Surgical reality television provides viewers with information to imagine themselves as clients: a
name for procedures, knowledge about suitability of candidates. People take risks to alter their
appearance, and medicine has now become commercialized.

Extreme Makeover elaborates on bodies which are brought in line with prevailing raced and
gendered aesthetic norms.

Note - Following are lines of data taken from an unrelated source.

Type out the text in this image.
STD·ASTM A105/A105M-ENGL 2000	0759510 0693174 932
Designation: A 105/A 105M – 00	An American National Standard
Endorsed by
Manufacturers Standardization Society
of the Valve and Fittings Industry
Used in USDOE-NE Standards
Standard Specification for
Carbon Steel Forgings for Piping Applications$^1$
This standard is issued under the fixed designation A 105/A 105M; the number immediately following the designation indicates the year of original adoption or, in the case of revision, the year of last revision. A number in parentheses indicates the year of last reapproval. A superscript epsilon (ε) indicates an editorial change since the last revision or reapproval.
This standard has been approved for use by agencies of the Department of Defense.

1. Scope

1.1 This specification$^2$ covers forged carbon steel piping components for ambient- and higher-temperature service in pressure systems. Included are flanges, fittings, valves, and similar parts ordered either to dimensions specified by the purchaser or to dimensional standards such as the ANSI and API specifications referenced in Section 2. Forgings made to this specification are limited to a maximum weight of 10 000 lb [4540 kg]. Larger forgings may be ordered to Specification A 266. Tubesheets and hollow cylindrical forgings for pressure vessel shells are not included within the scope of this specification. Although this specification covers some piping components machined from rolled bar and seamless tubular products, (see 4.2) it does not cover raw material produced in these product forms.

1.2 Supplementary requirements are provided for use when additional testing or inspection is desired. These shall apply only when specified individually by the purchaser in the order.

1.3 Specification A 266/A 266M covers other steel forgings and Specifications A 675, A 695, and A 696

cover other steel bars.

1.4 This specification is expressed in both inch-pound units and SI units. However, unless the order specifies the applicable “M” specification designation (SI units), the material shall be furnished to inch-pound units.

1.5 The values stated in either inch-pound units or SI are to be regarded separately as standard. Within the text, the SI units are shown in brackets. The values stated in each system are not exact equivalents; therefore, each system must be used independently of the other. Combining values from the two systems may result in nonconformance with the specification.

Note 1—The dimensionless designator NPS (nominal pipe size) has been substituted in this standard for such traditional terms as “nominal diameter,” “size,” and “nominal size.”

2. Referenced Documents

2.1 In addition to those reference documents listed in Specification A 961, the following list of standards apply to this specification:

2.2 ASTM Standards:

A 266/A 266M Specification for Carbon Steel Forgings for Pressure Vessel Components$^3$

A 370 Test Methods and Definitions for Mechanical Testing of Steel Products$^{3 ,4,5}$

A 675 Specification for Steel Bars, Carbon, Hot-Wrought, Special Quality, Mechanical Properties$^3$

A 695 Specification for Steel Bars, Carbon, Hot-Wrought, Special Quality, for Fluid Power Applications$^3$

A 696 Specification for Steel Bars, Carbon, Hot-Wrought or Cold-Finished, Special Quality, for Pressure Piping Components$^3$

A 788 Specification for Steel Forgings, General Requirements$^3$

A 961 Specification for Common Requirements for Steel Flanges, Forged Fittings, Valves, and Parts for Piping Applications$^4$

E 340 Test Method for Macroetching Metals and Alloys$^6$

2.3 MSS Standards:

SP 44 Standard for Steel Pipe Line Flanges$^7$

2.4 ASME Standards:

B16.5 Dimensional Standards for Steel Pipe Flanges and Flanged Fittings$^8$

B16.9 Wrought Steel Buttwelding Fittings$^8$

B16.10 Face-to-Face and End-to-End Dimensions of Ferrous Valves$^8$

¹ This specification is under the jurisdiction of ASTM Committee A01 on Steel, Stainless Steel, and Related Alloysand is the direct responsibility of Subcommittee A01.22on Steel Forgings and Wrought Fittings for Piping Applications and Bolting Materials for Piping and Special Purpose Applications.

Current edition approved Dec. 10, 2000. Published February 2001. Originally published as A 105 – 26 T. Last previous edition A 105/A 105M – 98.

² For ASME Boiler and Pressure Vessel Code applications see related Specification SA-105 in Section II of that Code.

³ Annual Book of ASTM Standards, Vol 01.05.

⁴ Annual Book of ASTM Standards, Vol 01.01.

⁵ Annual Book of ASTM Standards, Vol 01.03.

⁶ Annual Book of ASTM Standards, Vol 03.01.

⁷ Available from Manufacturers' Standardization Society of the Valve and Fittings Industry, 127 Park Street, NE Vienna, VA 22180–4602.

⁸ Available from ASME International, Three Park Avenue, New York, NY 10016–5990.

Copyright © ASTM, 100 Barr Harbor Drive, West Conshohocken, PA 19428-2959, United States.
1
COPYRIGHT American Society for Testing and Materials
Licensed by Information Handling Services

Women, with the help of breast implants, cosmetics, liposuction etc
become more “feminine” whereas men become more “masculine” with chin implants, hair
transplants, designer suits and by adding muscle bulk.

The feminist argument that surgical culture is about oppression and a renunciation of power of
dominant social forces because it instructs people to think of power only in individualistic terms
holds good.

In Extreme Makeover, the tears and narratives of shame that the candidate started with
contrast with the self at the final “reveal” of the new, surgically altered, dieted and
professionally made-up self; which leaves little room for doubt that surgery “works” to make
people happy, which in the post-feminist culture is what “counts”.

Nip/Tuck attempts to worry the domestication of cosmetic surgery by invoking its raced,
gendered and ageist practices. It represents the limited worth of feminist analysis within a
culture which has gripped the post-feminist judgment of surgical cure.
Both shows contribute to post-feminist mediascape which shows the inevitability of the
culture’s surgical turn, providing viewers’ limited room for negotiating their own responses to
the meanings of cosmetic surgery.

“Beauty is a curse on the world- it stops us from seeing who the real monsters are”. Beauty
becomes a horrific violence and surgeons are rendered as heroic for repairing the damage.
People in society are made responsible for their own suffering while the culture which produces
difference as the source of suffering is left intact.